Not really. Regulation Q was one of the major provisions of the Glass Stegal (1933 banking act) and provided a cartel like environment for banks to operate with until the 1980s at great cost to consumers. It is no more disingenuous than describing as separating commercial from investment banks.

It was an huge 80 year old law (amended many times) developed after the Great Depression before computers were even invented. Much like a code base, or an old house, it is often better to throw out the ancient stuff and start from scratch rather than trying to patch stuff forever.

Clearly as the 2008 financial crisis shows, neither our laws nor our regulatory environment were equipped to handle rapidly changing world of 21st century investing.
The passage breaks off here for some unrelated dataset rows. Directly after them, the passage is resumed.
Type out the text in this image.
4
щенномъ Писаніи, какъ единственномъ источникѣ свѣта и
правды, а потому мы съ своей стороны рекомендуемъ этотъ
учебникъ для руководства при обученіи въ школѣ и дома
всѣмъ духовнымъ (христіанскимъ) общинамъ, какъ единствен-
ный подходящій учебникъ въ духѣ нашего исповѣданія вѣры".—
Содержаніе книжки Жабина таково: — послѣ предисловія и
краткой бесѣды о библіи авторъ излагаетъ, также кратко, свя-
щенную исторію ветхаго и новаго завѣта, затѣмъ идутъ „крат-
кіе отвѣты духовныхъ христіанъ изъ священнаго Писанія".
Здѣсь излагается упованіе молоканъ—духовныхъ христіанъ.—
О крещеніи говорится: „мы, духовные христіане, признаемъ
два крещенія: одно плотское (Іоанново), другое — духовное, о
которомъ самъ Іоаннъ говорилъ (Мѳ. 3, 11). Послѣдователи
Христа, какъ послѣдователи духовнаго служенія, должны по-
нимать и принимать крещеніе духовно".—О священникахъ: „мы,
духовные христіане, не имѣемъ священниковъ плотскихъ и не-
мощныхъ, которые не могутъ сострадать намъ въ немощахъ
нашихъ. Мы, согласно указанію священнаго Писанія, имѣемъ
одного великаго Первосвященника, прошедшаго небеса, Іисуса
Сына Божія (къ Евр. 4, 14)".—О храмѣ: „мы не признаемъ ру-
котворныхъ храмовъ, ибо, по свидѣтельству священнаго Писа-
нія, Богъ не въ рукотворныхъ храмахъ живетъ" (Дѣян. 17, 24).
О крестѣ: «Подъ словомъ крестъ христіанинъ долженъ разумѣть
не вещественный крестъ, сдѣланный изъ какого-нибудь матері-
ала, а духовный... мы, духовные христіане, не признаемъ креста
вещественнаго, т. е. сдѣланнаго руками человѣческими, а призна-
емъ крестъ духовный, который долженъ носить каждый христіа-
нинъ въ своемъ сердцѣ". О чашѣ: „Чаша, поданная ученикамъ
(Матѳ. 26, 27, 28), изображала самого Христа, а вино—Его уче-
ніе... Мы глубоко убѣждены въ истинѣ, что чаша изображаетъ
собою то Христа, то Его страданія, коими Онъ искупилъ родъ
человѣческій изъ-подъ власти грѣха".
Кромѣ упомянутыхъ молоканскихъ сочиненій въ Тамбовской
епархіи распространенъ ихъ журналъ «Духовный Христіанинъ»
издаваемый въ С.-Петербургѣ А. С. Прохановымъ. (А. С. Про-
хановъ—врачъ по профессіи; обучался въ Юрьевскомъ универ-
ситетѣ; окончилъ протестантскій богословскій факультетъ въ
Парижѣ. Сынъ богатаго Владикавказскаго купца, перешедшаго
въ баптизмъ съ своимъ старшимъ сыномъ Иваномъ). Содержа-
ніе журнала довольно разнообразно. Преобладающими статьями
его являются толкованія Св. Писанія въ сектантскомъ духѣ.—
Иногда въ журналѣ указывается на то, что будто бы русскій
I agree with this. They spin other people’s money, create more money (on a computer) out of thin air, and skim a big chunk off the top. They’re champs at the biggest video game on the planet. I acknowledge that those types of services are necessary to create/expand companies and buff up my 401(k), but a lot of people work hard to provide necessary services without making obscene types of money (and many arguably deserve it more). But they learned the rules of the game and they know how to rig it.

To me, the wealthiest people should be those who came up with an idea and built their own company.

I love how pro giant bank people always pull out the “leave regulation out of the industry if you want it to flourish” argument. As if the banking industry wasn’t the slowest, stupidest, slowest to react industry on the planet.

Regulatory burden my ass. Pfft. Show me more than one innovation per decade first please, you incompetent dinosaurs.